# Customs information BEFORE shopping on Ebay?



## aine (7 Sep 2004)

I can't seem to find a list of import duty charges - anyone have a link?  I recently started shopping on ebay and bought items from US and UK.  All arrived well within a week and proved to be great bargains and were not stopped by customs - great introduction to Ebay (was thinking about it for ages before I took the plunge!)  I was encouraged by several posters here who have talked about "winning" items on Ebay - I now know what it's all about and am quite an expert!  | believe customs duty is in the region of 21%??  I would like to be able to factor in the customs charges before making any further purchases as I may not be so lucky in the future!  Any help appreciated.


----------



## euroDilbert (7 Sep 2004)

I think it's VAT which is 21% for most goods here, not duty.
This leaflet [broken link removed] outlines how the system works.

Basically you would be liable for VAT at the same rate as here + duty for the particular product.


----------



## EvilDoctorK (7 Sep 2004)

If purchasing from ebay.co.uk there will be no VAT/duty liability provided the item is shipped from the UK (or elsewhere in the EU).  Do be careful though as some sellers selling on eBay.co.uk are shipping from the US or Hong Kong (especially electronics retailers)
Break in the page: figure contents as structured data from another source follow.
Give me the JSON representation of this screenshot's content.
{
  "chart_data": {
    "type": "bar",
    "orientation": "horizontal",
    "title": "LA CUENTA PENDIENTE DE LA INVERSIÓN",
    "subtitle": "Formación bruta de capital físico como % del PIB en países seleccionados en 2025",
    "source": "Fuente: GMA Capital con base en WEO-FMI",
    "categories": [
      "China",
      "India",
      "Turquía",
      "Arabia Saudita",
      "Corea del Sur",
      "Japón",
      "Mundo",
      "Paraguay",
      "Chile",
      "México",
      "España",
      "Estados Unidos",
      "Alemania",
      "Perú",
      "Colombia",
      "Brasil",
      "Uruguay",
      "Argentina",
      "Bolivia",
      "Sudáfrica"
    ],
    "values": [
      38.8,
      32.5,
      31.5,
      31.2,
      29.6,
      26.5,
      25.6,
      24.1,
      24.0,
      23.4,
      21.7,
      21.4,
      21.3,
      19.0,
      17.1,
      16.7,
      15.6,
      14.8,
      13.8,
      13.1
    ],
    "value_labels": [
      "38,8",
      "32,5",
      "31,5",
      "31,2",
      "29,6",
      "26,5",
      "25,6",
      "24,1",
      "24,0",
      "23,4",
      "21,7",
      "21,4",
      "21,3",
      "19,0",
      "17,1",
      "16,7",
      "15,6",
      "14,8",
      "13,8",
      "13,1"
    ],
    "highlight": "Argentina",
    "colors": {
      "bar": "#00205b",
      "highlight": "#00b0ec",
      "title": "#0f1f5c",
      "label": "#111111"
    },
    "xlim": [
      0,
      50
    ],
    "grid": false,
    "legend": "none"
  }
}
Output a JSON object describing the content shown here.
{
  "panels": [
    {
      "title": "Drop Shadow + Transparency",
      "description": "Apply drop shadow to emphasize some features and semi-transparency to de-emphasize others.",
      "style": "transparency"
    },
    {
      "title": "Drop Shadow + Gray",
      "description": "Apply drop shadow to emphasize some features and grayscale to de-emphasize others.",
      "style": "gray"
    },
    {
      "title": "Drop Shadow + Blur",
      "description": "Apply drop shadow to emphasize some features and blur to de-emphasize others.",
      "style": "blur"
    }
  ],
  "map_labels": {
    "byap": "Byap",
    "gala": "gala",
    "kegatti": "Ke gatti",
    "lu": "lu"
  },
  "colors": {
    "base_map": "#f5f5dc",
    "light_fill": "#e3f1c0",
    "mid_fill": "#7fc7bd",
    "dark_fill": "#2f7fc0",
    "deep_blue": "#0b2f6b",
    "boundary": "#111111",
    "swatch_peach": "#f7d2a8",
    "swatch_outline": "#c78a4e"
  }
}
If the package is shipped from outisde the EU it is liable for VAT almost certainly and perhaps import duty.


----------



## jister (7 Sep 2004)

*customs*

When I buy stuff from the USA I ask the seller to devalue the item for customs purposes.

EG. I purchase stuff for $50 and he values it at $20, so even if the customs pick up on it I only pay 21% on $20 instead of $50


----------



## aine (8 Sep 2004)

*ebay*

Thanks everyone for the information, tips and advice.


----------



## G (8 Sep 2004)

*re*

I recently bought blades from the US and did not get them. Do customs contact you to pay VAT? Are items randomly picked coming from the US or how does it work?
I like the devalue idea!!


----------



## aine (8 Sep 2004)

*G*

G, I have just this morning got a letter from customs requesting "proof of purchase" for an item which I purchased last week on ebay from China.  I rang them and was asked the value, which they accepted, and I must pay the postman on delivery.  I presume the same thing should have happened in your case.
Hope this helps.


----------



## car (9 Sep 2004)

*customs*

G,
As aine has said, they'll use the contact details on the delivery slip to contact you.  If your phone number is on it, then they'll ring you and you can pay there and then with visa (at least thats what I did!).


----------



## rainyday (11 Sep 2004)

*Re: customs*



> When I buy stuff from the USA I ask the seller to devalue the item for customs purposes.


Ain't it great to see that the good oul Haughey/Burke/Lawlor traditions of depriving the State of its rightful income are alive & well.


----------



## tobo (11 Sep 2004)

*duty scam*

Perhaps any posts which suggest, promote or advocate illegal activty, such as defrauding the Revenue, should be removed by moderators of all AAM forums!


----------



## jister (14 Sep 2004)

*delivery*

I received an item yesterday from the States, which cost me $50 on Ebay. The customs docket had it marked as a gift and valued at $10. I was not charged anything by customs.


----------